Os torcedores de Coreia do Sul e Bélgica se esforçaram, mas o público do jogo na Arena Corinthians foi o menor registrado nos quatro jogos até o momento em São Paulo. Pouco mais de 61 mil pessoas acompanharam a vitória belga, por 1 a 0, pela rodada final da primeira fase. O número foi o menor registrado até o momento na capital paulista em quatro jogos na Copa do Mundo. Antes, mais baixo tinha sido o da abertura entre Brasil e Croácia, quando 62 mil fãs estiveram no local. Ainda foram mais duas partidas em solo paulistano: Inglaterra x Uruguai, que teve 62,5mil, e Holanda e Chile, com 63 mil.
Horas antes dos portões serem abertos, era possível perceber que o confronto não era tão atrativo assim, mesmo com o site oficial da Fifa apontando que todos os ingressos tinham sido vendidos. O número inferior, porém, não impediu que uma bela festa antes e depois do jogo. Com a vaga já conquistada mesmo antes da rodada final, os belgas chegaram animados, aos poucos, e passaram a tomar conta das entradas. No final, com o placar favorável, comemoraram o fato de serem a quarta seleção a confirmar os 100% de aproveitamento na primeira fase, junto com Holanda, Colômbia e Argentina.
Rivais dos belgas, os coreanos chegaram mais animados, fazendo festa, mesmo sabendo que a queda estava bem perto. Isso porque precisavam vencer e torcer para que a Rússia batesse a Argélia. Ainda, tinham que tirar o saldo de gol desfavorável. Mesmo com chances remotas de classificação, os fãs da Coreia do Sul deram um show do lado de fora da Arena Corinthians e tentaram ganhar a torcida do Brasil que estava ali para acompanhar mais um jogo da Copa, mas não conseguiram. Muito disso por conta da falta de pontaria em campo, o que desanimou os brasileiros.

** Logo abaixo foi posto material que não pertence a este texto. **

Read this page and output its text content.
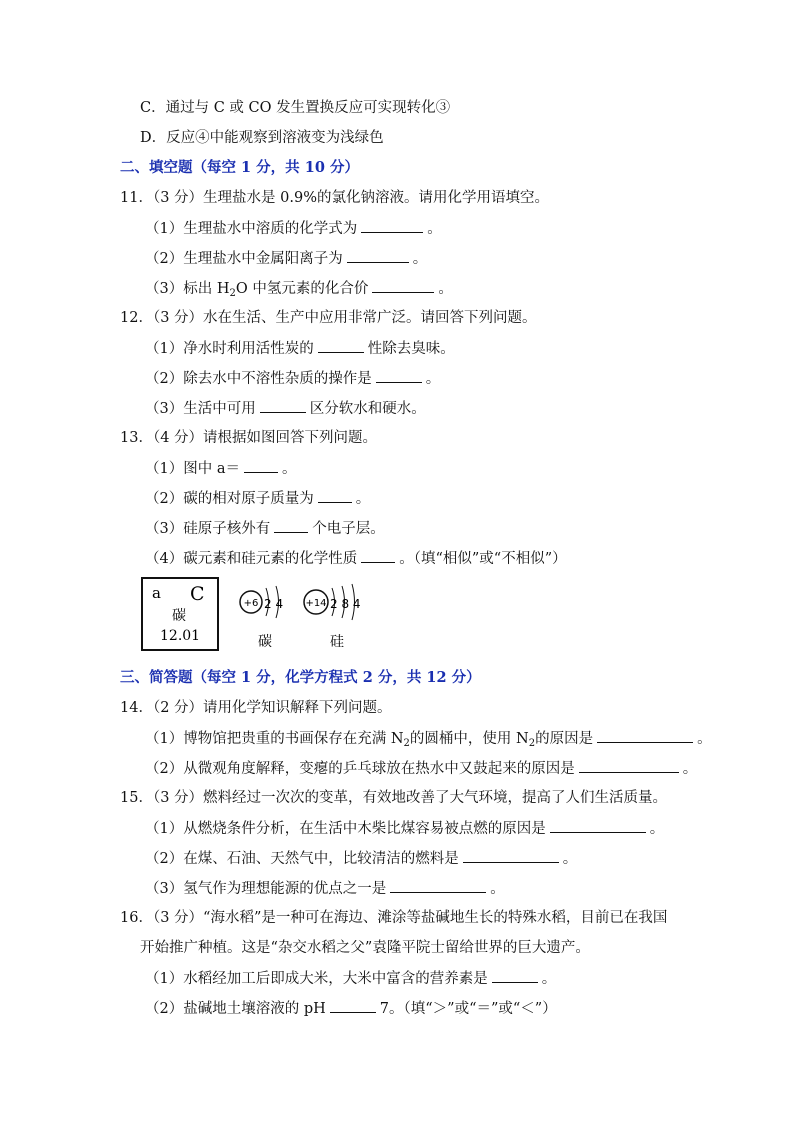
C．通过与 C 或 CO 发生置换反应可实现转化③
D．反应④中能观察到溶液变为浅绿色
二、填空题（每空 1 分，共 10 分）
11．（3 分）生理盐水是 0.9%的氯化钠溶液。请用化学用语填空。
（1）生理盐水中溶质的化学式为	。
（2）生理盐水中金属阳离子为	。
（3）标出 $H_2O$ 中氢元素的化合价	。
12．（3 分）水在生活、生产中应用非常广泛。请回答下列问题。
（1）净水时利用活性炭的	性除去臭味。
（2）除去水中不溶性杂质的操作是	。
（3）生活中可用	区分软水和硬水。
13．（4 分）请根据如图回答下列问题。
（1）图中 a＝	。
（2）碳的相对原子质量为	。
（3）硅原子核外有	个电子层。
（4）碳元素和硅元素的化学性质	。（填“相似”或“不相似”）
a C
碳
12.01
+6 2 4
碳
+14 2 8 4
硅
三、简答题（每空 1 分，化学方程式 2 分，共 12 分）
14．（2 分）请用化学知识解释下列问题。
（1）博物馆把贵重的书画保存在充满 $N_2$的圆桶中，使用 $N_2$的原因是	。
（2）从微观角度解释，变瘪的乒乓球放在热水中又鼓起来的原因是	。
15．（3 分）燃料经过一次次的变革，有效地改善了大气环境，提高了人们生活质量。
（1）从燃烧条件分析，在生活中木柴比煤容易被点燃的原因是	。
（2）在煤、石油、天然气中，比较清洁的燃料是	。
（3）氢气作为理想能源的优点之一是	。
16．（3 分）“海水稻”是一种可在海边、滩涂等盐碱地生长的特殊水稻，目前已在我国
开始推广种植。这是“杂交水稻之父”袁隆平院士留给世界的巨大遗产。
（1）水稻经加工后即成大米，大米中富含的营养素是	。
（2）盐碱地土壤溶液的 pH	7。（填“＞”或“＝”或“＜”）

Em questão de barulho a goleada foi coreana. Com instrumentos musicais típicos do país oriental, os torcedores da Coreia do Sul encataram a multidão antes do jogo. Com gritos, danças e muito bom humor, conseguiram chamar a atenção de quem se preparava para entrar e acompanhar o último jogo do Grupo H. Os belgas, por sua vez, apostaram no vermelho, amarelo e preto, cores que representam o país. Alguns estavam vestidos com trajes de galã, sempre na mesma coloração para não perder a identidade. A cabeleira de Fellaini, um dos principais atletas da seleção, aparecia em forma de peruca, como acessório obrigatório na fantasia.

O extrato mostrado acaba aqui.